Genotyping 1000 yeast strains by next-generation sequencing
- Equal contributors
1 Genome Biology Unit, European Molecular Biology Laboratory, Meyerhofstr. 1, 69117, Heidelberg, Germany
2 Gene Center Munich, Department of Chemistry and Biochemistry, Ludwig-Maximilians-Universität München, Feodor-Lynen-Str. 25, 81377, Munich, Germany
3 Department of Molecular Biology & Microbiology and Howard Hughes Medical Institute, Tufts University, 136 Harrison Avenue, Boston, MA, 02111-1817, USA
BMC Genomics 2013, 14:90 doi:10.1186/1471-2164-14-90Published: 9 February 2013
The throughput of next-generation sequencing machines has increased dramatically over the last few years; yet the cost and time for library preparation have not changed proportionally, thus representing the main bottleneck for sequencing large numbers of samples. Here we present an economical, high-throughput library preparation method for the Illumina platform, comprising a 96-well based method for DNA isolation for yeast cells, a low-cost DNA shearing alternative, and adapter ligation using heat inactivation of enzymes instead of bead cleanups.

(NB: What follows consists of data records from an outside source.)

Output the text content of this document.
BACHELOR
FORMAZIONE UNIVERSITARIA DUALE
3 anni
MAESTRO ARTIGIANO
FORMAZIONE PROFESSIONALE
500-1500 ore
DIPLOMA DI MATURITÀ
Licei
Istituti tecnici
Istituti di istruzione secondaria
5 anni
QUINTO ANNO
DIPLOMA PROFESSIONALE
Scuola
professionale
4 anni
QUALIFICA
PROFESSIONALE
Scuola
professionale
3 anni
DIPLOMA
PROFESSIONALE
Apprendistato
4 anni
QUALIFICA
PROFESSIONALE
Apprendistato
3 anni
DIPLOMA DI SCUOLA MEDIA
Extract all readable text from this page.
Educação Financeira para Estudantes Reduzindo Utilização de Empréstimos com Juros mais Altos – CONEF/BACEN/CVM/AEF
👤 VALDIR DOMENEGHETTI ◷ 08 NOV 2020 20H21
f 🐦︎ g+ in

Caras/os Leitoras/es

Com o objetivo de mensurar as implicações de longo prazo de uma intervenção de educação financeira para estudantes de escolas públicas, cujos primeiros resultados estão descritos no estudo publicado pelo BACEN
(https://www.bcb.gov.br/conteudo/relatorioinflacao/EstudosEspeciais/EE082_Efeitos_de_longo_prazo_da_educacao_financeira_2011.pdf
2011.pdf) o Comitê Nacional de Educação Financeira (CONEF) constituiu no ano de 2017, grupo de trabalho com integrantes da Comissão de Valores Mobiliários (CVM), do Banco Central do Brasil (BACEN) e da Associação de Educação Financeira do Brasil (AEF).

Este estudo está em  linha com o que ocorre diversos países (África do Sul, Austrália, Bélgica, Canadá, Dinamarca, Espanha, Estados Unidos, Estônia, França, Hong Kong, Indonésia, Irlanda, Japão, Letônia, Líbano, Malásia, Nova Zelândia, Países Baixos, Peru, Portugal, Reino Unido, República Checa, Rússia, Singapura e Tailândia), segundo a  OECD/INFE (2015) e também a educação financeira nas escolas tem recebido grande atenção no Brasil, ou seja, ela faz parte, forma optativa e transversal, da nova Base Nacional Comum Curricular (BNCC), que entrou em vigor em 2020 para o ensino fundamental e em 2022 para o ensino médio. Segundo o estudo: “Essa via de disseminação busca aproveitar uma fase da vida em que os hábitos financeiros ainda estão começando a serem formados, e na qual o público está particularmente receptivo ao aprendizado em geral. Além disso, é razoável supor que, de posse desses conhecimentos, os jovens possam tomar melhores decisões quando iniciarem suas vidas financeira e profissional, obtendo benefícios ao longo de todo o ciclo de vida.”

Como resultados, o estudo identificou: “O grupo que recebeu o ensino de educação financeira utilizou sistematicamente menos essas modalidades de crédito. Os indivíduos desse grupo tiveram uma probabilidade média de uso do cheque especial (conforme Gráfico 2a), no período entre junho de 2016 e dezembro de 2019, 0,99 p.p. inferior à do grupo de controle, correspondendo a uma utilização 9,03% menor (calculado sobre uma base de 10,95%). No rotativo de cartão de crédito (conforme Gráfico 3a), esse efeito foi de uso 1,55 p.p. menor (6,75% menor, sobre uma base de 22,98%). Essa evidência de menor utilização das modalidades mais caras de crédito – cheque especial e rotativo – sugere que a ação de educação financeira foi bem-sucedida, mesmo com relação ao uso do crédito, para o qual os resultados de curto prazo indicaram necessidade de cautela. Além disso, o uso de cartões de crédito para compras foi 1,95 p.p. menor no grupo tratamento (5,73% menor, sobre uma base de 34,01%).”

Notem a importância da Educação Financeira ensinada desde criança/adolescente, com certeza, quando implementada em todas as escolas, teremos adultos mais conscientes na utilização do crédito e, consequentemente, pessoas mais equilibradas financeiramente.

Up to 384 whole-genome libraries can be prepared from yeast cells in one week using this method, for less than 15 euros per sample. We demonstrate the robustness of this protocol by sequencing over 1000 yeast genomes at ~30x coverage. The sequence information from 768 yeast segregants derived from two divergent S. cerevisiae strains was used to generate a meiotic recombination map at unprecedented resolution. Comparisons to other datasets indicate a high conservation of recombination at a chromosome-wide scale, but differences at the local scale. Additionally, we detected a high degree of aneuploidy (3.6%) by examining the sequencing coverage in these segregants. Differences in allele frequency allowed us to attribute instances of aneuploidy to gains of chromosomes during meiosis or mitosis, both of which showed a strong tendency to missegregate specific chromosomes.
Here we present a high throughput workflow to sequence genomes of large number of yeast strains at a low price. We have used this workflow to obtain recombination and aneuploidy data from hundreds of segregants, which can serve as a foundation for future studies of linkage, recombination, and chromosomal aberrations in yeast and higher eukaryotes.